On platforms, I know the situation is this. MSVC on Windows, GCC on Linux and Solaris, and SunPro on Solaris have the “correct” atexit (), which works the same as global destructors. However, GCC on FreeBSD at the time of this writing is “broken,” which always logs callbacks that must be executed in the application, rather than exiting the shared library. However, as promised, global destructors work fine even on FreeBSD.
What should you do in portable code? One solution, of course, is to completely eliminate atexit (). If you need its functionality, it is easy to replace it with C ++ destructors as follows.
//Code with atexit() void callback() { //do something } ... atexit(callback); ... //Equivalent code without atexit() class callback { public: ~callback() { //do something } static void register(); private: callback() {} //not implemented callback(const callback &); void operator=(const callback &); }; void callback::register() { static callback the_instance; } ... callback::register(); ...
This works due to the large typing and non-intuitive interface. It is important to note that there is no loss of functionality compared to the version of atexit (). The callback destructor cannot throw exceptions, but it also performs the functions called atexit. The callback :: register () function may not be thread safe on this platform, but it is also atexit () (the C ++ standard is currently inactive for threads, so should atexit () be implemented in a thread-safe way before implementation)
What if you want to avoid entering the text above? Usually there is a way, and it relies on a simple trick. Instead of calling broken atexit (), we need to do everything the C ++ compiler does to register global destructors. With GCC and other compilers that implement the so-called Itanium ABI (widely used for platforms without Itanium), the magic spell is called __cxa_atexit. Here's how to use it. First put the code below in some utility header
#if defined(_WIN32) || defined(LINUX) || defined(SOLARIS) #include <stdlib.h> #define SAFE_ATEXIT_ARG inline void safe_atexit(void (*p)(SAFE_ATEXIT_ARG)) { atexit(p); } #elif defined(FREEBSD) extern "C" int __cxa_atexit(void (*func) (void *), void * arg, void * dso_handle); extern "C" void * __dso_handle; #define SAFE_ATEXIT_ARG void * inline void safe_atexit(void (*p)(SAFE_ATEXIT_ARG)) { __cxa_atexit(p, 0, __dso_handle); } #endif And then use it as follows void callback(SAFE_ATEXIT_ARG) { //do something } ... safe_atexit(callback); ...

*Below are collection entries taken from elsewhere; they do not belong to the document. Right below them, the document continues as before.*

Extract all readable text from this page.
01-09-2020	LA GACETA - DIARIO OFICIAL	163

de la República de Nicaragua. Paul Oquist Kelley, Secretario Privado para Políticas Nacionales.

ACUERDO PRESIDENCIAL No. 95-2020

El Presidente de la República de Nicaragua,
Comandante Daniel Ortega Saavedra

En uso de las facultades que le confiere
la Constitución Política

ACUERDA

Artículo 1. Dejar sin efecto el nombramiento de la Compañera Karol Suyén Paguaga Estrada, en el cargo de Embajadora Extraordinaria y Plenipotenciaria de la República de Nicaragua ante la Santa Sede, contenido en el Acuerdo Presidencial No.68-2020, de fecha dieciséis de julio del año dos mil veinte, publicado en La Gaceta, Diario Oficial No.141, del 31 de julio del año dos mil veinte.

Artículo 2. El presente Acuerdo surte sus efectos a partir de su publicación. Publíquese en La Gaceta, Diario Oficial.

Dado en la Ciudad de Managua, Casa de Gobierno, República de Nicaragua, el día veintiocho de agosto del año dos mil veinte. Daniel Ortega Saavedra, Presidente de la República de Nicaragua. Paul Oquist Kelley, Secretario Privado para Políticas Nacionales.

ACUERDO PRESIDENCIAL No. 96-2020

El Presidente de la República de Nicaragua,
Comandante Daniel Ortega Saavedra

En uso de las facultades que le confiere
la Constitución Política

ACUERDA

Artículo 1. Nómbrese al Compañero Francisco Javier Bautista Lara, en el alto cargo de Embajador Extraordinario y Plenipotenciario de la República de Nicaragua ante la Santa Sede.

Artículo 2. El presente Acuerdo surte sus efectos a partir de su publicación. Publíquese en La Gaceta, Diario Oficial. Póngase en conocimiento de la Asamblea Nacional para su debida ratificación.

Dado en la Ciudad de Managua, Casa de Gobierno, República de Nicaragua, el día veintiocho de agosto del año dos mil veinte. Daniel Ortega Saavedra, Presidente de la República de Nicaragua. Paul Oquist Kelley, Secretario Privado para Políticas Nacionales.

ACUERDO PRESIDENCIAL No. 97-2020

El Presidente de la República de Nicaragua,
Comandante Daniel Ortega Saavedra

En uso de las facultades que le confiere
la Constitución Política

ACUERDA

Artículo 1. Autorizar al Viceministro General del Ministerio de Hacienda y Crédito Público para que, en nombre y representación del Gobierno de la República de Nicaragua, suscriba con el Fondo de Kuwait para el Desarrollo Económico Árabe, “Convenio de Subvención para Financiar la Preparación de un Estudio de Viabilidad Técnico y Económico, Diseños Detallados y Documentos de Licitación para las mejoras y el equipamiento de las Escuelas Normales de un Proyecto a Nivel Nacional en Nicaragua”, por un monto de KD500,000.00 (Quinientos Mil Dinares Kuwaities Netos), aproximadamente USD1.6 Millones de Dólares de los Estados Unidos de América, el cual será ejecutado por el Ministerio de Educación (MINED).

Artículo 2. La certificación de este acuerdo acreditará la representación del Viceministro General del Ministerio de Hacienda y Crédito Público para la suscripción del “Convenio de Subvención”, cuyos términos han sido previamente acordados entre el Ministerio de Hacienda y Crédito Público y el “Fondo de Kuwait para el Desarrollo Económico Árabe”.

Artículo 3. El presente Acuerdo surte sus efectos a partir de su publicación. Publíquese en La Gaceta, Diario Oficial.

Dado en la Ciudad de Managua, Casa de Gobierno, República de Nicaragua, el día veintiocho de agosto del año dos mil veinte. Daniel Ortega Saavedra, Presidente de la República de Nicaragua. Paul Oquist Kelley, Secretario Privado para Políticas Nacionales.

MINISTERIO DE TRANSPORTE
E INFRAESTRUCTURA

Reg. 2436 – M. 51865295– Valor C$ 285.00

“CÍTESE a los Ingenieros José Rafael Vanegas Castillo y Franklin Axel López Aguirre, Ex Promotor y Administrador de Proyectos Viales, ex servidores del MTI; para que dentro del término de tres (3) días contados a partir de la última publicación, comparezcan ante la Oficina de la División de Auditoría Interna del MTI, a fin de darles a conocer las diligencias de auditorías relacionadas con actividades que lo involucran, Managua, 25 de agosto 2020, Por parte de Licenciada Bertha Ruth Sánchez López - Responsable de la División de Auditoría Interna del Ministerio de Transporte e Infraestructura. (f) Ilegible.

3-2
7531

The __cxa_atexit method works as follows. It registers the callback in one global list in the same way as outside the DLL that atexit () knows. However, he also associates the other two parameters with it. The second parameter is just nice to have a thing. This allows the callback to convey some context (for example, some object), and therefore one callback can be reused for multiple cleanups. The third parameter is the one we really need. It is simply a cookie that identifies the shared library that should be associated with the callback. When any shared library is unloaded, its cleanup code is moved to the atexit callback list and calls (and deletes) any callbacks that have a cookie that matches the one associated with the unloaded library. What should be the value of cookies? This is not the start address of the DLL, and not its dlopen () handle, as you might expect. Instead, the handle is stored in the special __dso_handle global variable supported by the C ++ runtime.
The safe_atexit function must be inline. Thus, it selects everything that __dso_handle is used by the calling module, which is exactly what we need.
Should this approach be used instead of the detailed and more portable above? Probably not, although who knows what your requirements are. However, even if you never use it, it helps to realize how everything works, so it is included here.